Когда Мудиссон сделал свой фильм «Вместе», он заговорил новым голосом и заявил громко о себе. Это был на то время первый молодой режиссер, который не страдал от того, что он не Бергман. Когда Лукас совершил этот прорыв, было еще неясно, является ли он единичным случаем, вышедшим из некоей «бергмановской шинели». Но за ним последовали несколько независимых режиссеров, а потом целая плеяда. С одной стороны, это было хорошо — полная свобода, а с другой — не очень, потому что это было слишком революционным. Они — анархисты, без какой-либо связи с историей кино. Последние три-четыре года на всех кинофестивалях присутствуют фильмы этих молодых режиссеров. Поскольку режиссеры молодые, то их фильмы попадают в категорию «открытие» или что-то в этом роде.
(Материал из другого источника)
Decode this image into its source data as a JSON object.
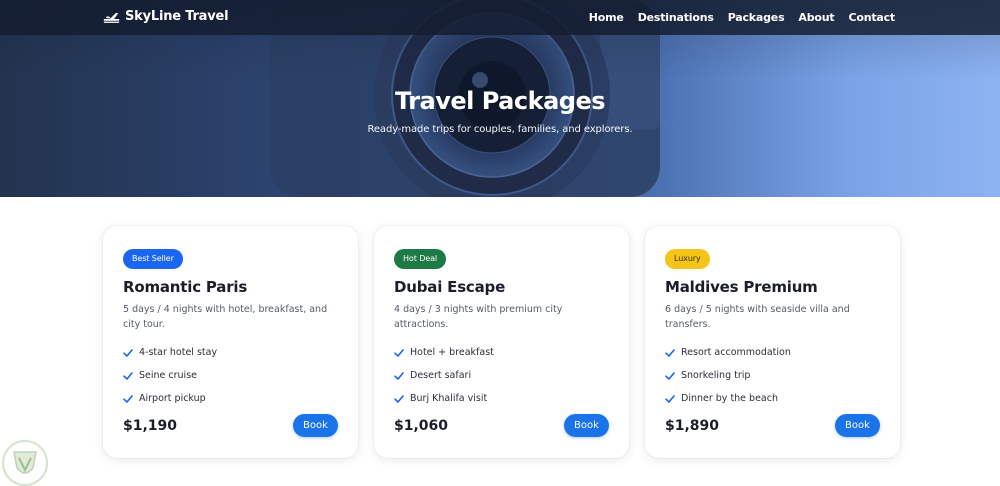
{
  "brand": {
    "name": "SkyLine Travel",
    "icon": "airplane-icon"
  },
  "nav": {
    "links": [
      "Home",
      "Destinations",
      "Packages",
      "About",
      "Contact"
    ]
  },
  "hero": {
    "title": "Travel Packages",
    "subtitle": "Ready-made trips for couples, families, and explorers."
  },
  "packages": [
    {
      "badge": "Best Seller",
      "badge_color": "#1a66f0",
      "title": "Romantic Paris",
      "description": "5 days / 4 nights with hotel, breakfast, and city tour.",
      "features": [
        "4-star hotel stay",
        "Seine cruise",
        "Airport pickup"
      ],
      "price": "$1,190",
      "button": "Book"
    },
    {
      "badge": "Hot Deal",
      "badge_color": "#1e7a45",
      "title": "Dubai Escape",
      "description": "4 days / 3 nights with premium city attractions.",
      "features": [
        "Hotel + breakfast",
        "Desert safari",
        "Burj Khalifa visit"
      ],
      "price": "$1,060",
      "button": "Book"
    },
    {
      "badge": "Luxury",
      "badge_color": "#f5c419",
      "badge_text_color": "#3a3000",
      "title": "Maldives Premium",
      "description": "6 days / 5 nights with seaside villa and transfers.",
      "features": [
        "Resort accommodation",
        "Snorkeling trip",
        "Dinner by the beach"
      ],
      "price": "$1,890",
      "button": "Book"
    }
  ],
  "colors": {
    "accent": "#1a73e8",
    "check": "#1a66f0",
    "navbar": "#141c2e"
  }
}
Но это все равно хорошо, потому что раньше на фестивали попадали только фильмы, отягощенные наследием Бергмана. Я часто бываю на фестивалях, много общаюсь, и слышу, что представители стран с великой кинематографической историей жалуются на кризис, отсутствие молодежи, например, во французском кино. Я думаю, что креативность — это товар, который нужно потреблять свежим.
— Все понятно, но, может быть, есть что-то в нашем кинематографе, что Вам понравилось? Смотрели Вы какие-нибудь советские фильмы, что-то вдохновило Вас?
— Конечно! Я очень люблю Тарковского и основываюсь на нем, когда творю сам. Я имею в виду не только его фильмы, но и то, что он писал — его труды о кино. Еще Сергей Бодров, Александр Сокуров... Мы сняли с Мудиссоном один фильм — называется «Контейнер», который сделан под большим влиянием фильма «Зеркало».
Мы начали смотреть фильмы Тарковского в 1980-е годы, и тогда они вписывались в существующий ритм жизни. Сейчас ритм жизни гораздо быстрее, и получается, что его фильмы отстают. И чтобы понять его фильмы, нужно снизить ритм, но это невозможно.
— Почему Вы вздыхаете?
— Мне печально и грустно, что так происходит. Нашу стремительную жизнь уже не замедлишь.